Measuring the Radius of Trust As a Indicator of Social Capital: Results from a Nationwide Social Capital Survey in Japan

Tuesday, 17 July 2018: 09:45
Oral Presentation
Akio KOYABU, Waseda University, Japan
Generalized trust has been a predominant topic throughout the social sciences as the key component of social capital. As discussed by Fukuyama (2000), excessive in-group trust reduces the ability of group members to cooperate with outsiders.
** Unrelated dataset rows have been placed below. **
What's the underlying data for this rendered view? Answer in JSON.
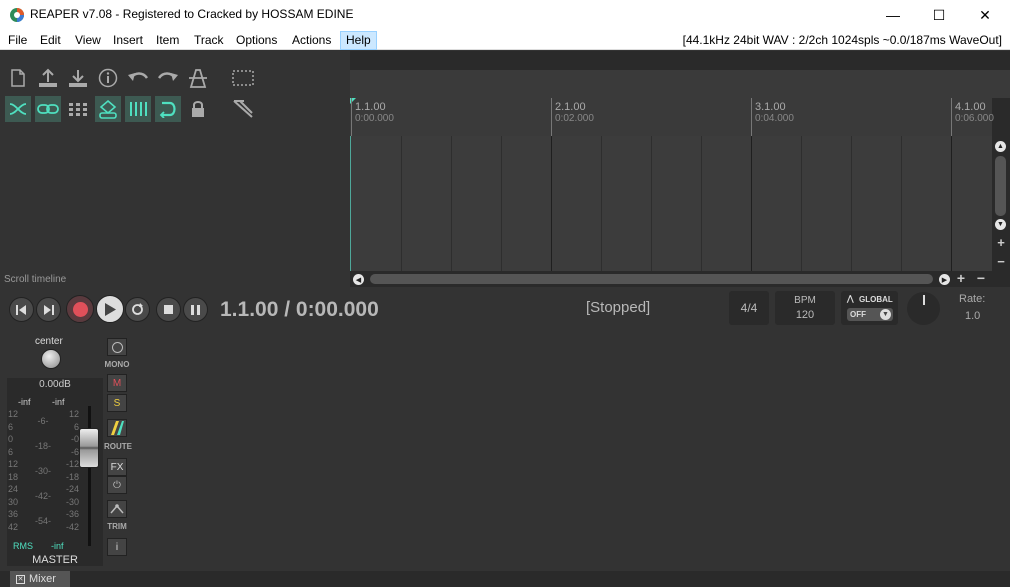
{
  "window": {
    "title": "REAPER v7.08 - Registered to Cracked by HOSSAM EDINE",
    "minimize_glyph": "—",
    "maximize_glyph": "☐",
    "close_glyph": "✕"
  },
  "menubar": {
    "items": [
      "File",
      "Edit",
      "View",
      "Insert",
      "Item",
      "Track",
      "Options",
      "Actions",
      "Help"
    ],
    "active": "Help",
    "audio_status": "[44.1kHz 24bit WAV : 2/2ch 1024spls ~0.0/187ms WaveOut]"
  },
  "toolbar": {
    "row1_icons": [
      "new-project-icon",
      "open-project-icon",
      "save-project-icon",
      "project-info-icon",
      "undo-icon",
      "redo-icon",
      "metronome-icon"
    ],
    "row2_icons": [
      "ripple-edit-icon",
      "link-icon",
      "grid-icon",
      "group-icon",
      "snap-grid-icon",
      "loop-icon",
      "lock-icon"
    ],
    "scroll_label": "Scroll timeline"
  },
  "ruler": {
    "marks": [
      {
        "bar": "1.1.00",
        "time": "0:00.000"
      },
      {
        "bar": "2.1.00",
        "time": "0:02.000"
      },
      {
        "bar": "3.1.00",
        "time": "0:04.000"
      },
      {
        "bar": "4.1.00",
        "time": "0:06.000"
      }
    ]
  },
  "transport": {
    "time": "1.1.00 / 0:00.000",
    "state": "[Stopped]",
    "time_signature": "4/4",
    "bpm_label": "BPM",
    "bpm_value": "120",
    "global_label": "GLOBAL",
    "global_value": "OFF",
    "rate_label": "Rate:",
    "rate_value": "1.0",
    "record_color": "#e0505a",
    "accent": "#4fe0c0"
  },
  "master": {
    "pan_label": "center",
    "volume": "0.00dB",
    "peak_left": "-inf",
    "peak_right": "-inf",
    "scale_left": [
      "12",
      "6",
      "0",
      "6",
      "12",
      "18",
      "24",
      "30",
      "36",
      "42"
    ],
    "scale_middle": [
      "-6-",
      "-18-",
      "-30-",
      "-42-",
      "-54-"
    ],
    "scale_right": [
      "12",
      "6",
      "-0",
      "-6",
      "-12",
      "-18",
      "-24",
      "-30",
      "-36",
      "-42"
    ],
    "rms_label": "RMS",
    "rms_value": "-inf",
    "name": "MASTER",
    "mono_label": "MONO",
    "mute_label": "M",
    "solo_label": "S",
    "route_label": "ROUTE",
    "fx_label": "FX",
    "trim_label": "TRIM",
    "info_label": "i"
  },
  "tabs": {
    "mixer": "Mixer"
  }
}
Delhey et al. (2011) found that the radius of “most people” whom respondents imagine varies considerably across countries and matters for civic attitudes and behaviors in cross-country regressions.
This research, therefore, shed some light on the individual and regional differences in radius of trust within a given nation or culture and the differences in communities.
The primary goal of this report is to investigate this issue by examining how the radius of trust affects outcomes (e.g. fear of crime, life satisfaction), and is affected by independent valuables, based on data from a nationwide social capital survey carried out in 2013 in Japan (N = 3406 in 99 municipalities).
This survey asks respondents to rate several items (e.g. friends and acquaintances, colleagues at work, and neighbors) on a scale of 1-5, where 1 is “very reliable” and 5 is “not at all reliable”. In this study, the scale of “radius of trust” was created by summing up the number of items rated 1-2.
A multi-level analysis conducted in this report show that the radius of trust, after controlling for SES and some regional valuables, is associated with the outcomes, at both the individual and municipal level. On the other hand, the standard trust question is only associated with the outcomes at individual level.
These findings suggest that we can capture social capital more fully with the trust radius, and that dilution of solidarity is easy to be linked to a sense of deteriorating public security for residents living there.